A heavy hand fell on her shoulder. She turned slowly.
Her body came alive with a pain that sawed at her. Her limbs contorted into agonized shapes. She gasped for air and clawed at the ground. She was cold—so cold—cracking like ice. . . .
The dark world of the river flickered in and out of the underground cell, until Lore could no longer tell one from the other.
“Steady, Melora,” the same voice said. “The worst, I’m afraid, is yet to come.”
A glowing face hovered before her own. He was young and beautiful, his lips cast in an impish line. His hair curled almost sweetly; above it, wings fluttered on either side of his helmet, keeping time with her pulse.

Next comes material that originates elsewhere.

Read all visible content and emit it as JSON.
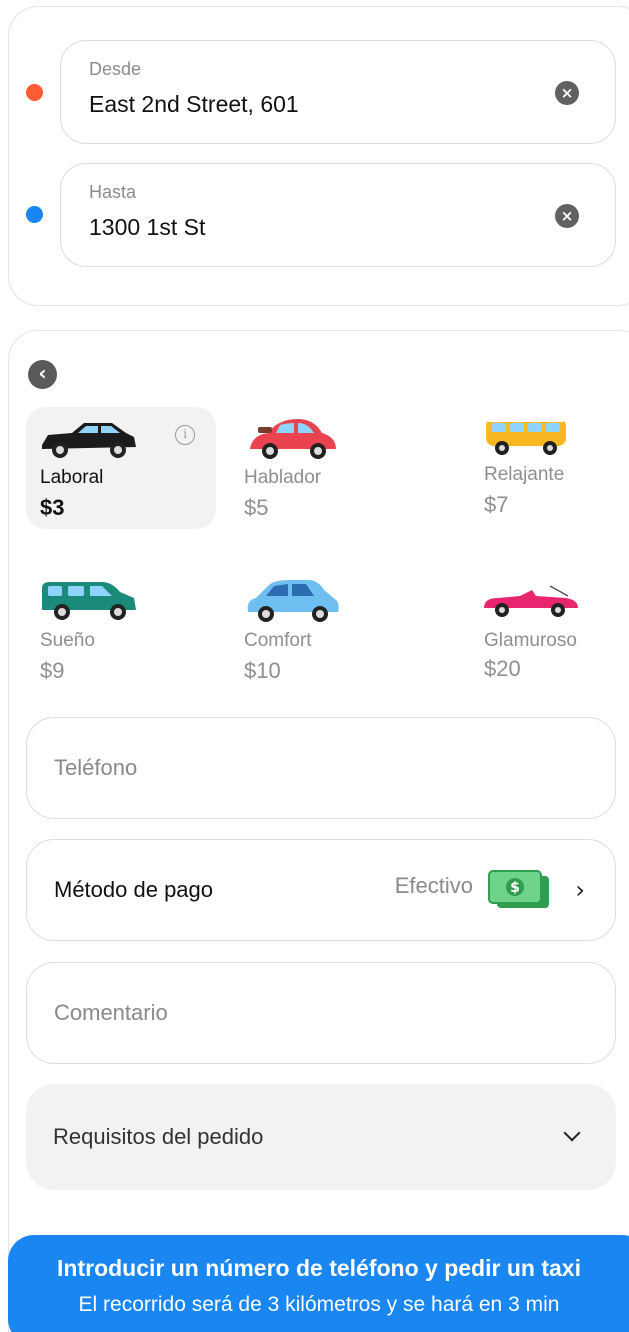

“You . . .” she whispered. “No . . .”
The figure shifted in the strange light. His form unraveled like ribbons, the layers of him pulling apart to reveal what was hidden beneath.
Someone else.
Lore lifted a shaking hand, swiping it against her eyes to clear the haze from them. An old man hovered before her now, his feet not quite touching the ground. His silver hair seemed to rise, shimmering like waves around his head, above his long face. His white skin was lined with age and veins, his shoulders stooped. His green eyes sparkled as he looked her over.
“Hello, darling,” Gil whispered. “Are you all right?”
“You’re not . . .” Lore began, unable to catch her breath at the sight of him. He was perfect, in his familiar tweed jacket, that knowing look on his face.
“Real?” he finished. “Stand up and discover for yourself.”
Lore’s eyelids were too heavy. They drifted shut as she gave a single, small shake of the head.
“No,” Gil said sharply. “Look at me. I need you to look at me.”
Lore tried.
“Do you want to live?” Gil asked. The words echoed through Lore’s mind, twining with memories.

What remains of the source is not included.